Yukio Mishima

Yukio Mishima

Yukio Mishima, de son vrai nom, Kimitake Hiraoka nait à Tokyo en 1925 et meurt dans la même ville en 1970. Très tôt il est retiré à sa mère par sa grand-mère maternelle. Cette dernière d’origine aristocratique transmet au jeune enfant la fascination pour le théâtre Kabuki et la littérature classique japonaise. Il ne retrouvera sa famille que vers l’âge de 12 ans. Sa mère et lui développeront une relation très fusionnelle. Sa mère l’encouragera à lire et à écrire alors que son père, d’une rare brutalité, détruit régulièrement les livres et les écrits du jeune Kimitake. Or Mishima ne s’est jamais révolté contre ce père qui lui faisait subir des exercices physiques disproportionnés.

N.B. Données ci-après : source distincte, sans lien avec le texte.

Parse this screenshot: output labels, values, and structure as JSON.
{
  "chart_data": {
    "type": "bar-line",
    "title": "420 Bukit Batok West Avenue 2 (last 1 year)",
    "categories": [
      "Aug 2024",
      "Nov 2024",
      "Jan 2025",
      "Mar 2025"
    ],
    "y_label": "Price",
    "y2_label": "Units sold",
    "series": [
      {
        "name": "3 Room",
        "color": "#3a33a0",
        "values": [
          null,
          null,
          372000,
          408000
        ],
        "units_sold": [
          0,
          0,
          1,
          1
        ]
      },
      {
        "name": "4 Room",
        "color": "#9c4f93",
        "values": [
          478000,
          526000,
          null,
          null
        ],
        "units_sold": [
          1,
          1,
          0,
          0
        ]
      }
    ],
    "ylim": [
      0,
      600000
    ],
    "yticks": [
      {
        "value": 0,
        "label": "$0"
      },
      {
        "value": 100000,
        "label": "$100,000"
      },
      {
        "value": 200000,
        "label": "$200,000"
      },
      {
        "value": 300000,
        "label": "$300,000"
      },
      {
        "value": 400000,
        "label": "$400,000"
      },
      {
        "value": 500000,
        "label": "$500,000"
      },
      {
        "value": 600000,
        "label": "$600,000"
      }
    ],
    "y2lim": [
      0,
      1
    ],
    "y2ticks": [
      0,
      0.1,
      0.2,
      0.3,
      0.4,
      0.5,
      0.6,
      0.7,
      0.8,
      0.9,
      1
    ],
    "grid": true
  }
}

Il échappe à la conscription lors de la seconde guerre mondiale en se prétendant atteint de tuberculose. De ce mensonge il conservera une certaine culpabilité ainsi que le regret d’avoir manqué l’occasion d’une mort héroïque.

Affiche japonaise de la période 1942/1945

Autre contradiction fondamentale de la personnalité de Mishima : son homosexualité exhibée dans ses production artistiques et masquée dans sa vie quotidienne.

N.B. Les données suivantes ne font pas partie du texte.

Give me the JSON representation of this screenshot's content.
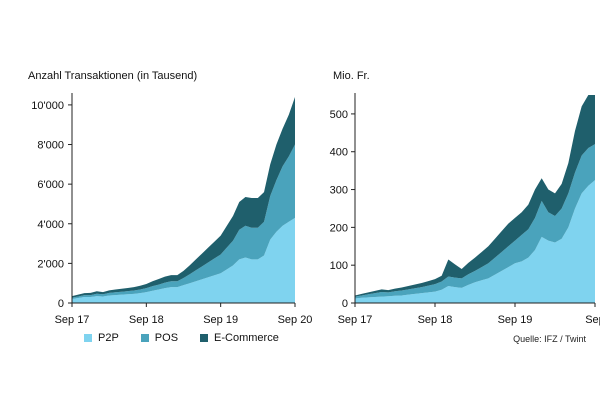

Yasunari Kawabata, le grand écrivain qui a eu l’occasion de lire quelques uns des textes du jeune Mishima, ne fera que confirmer le choix d’une vie consacrée à l’art et à la littérature.

Il entre au ministère des finances en 1947 mais bientôt en démissionne pour se consacrer exclusivement à sa vocation d’écrivain. Son premier roman , en grande partie autobiographique, révèle son talent au grand public. Dès lors, il aura une production littéraire particulièrement intense, enchaînant romans, nouvelles et pièces de théâtre.

Mishima développera dans son œuvre une fascination pour la mort. Qui, au fil de ses écrits apparaîtra, non seulement comme la possibilité de fuir un monde dépourvu d’intérêt, mais surtout l’occasion d’un geste artistique qui doit couronner sa vie. On peut considérer que son œuvre littéraire est une préparation voire un prélude à son achèvement morbide. C’est ainsi qu’après avoir posté le dernier tome de sa série , La mer de la fertilité, il se rend en compagnie d’un petit groupe au ministère des armées afin de tenter un coup d’état. Devant l’échec de sa tentative il pratique le seppuku ou hara-kiri. Cette fin, il l’avait écrite et mise en scène dans ses romans et dans des films qu’il a tourné.

La déchirure définit la personnalité et l’œuvre de Yukio Mishima :déchirure d’une enfance partagée entre une grand-mère possessive, une mère aimante et un père terriblement autoritaire, déchirure entre une homosexualité affiché mais non assumée, déchirure entre le rêve d’un Japon traditionnel et une société nippone entièrement vouée à la recherche du profit matériel.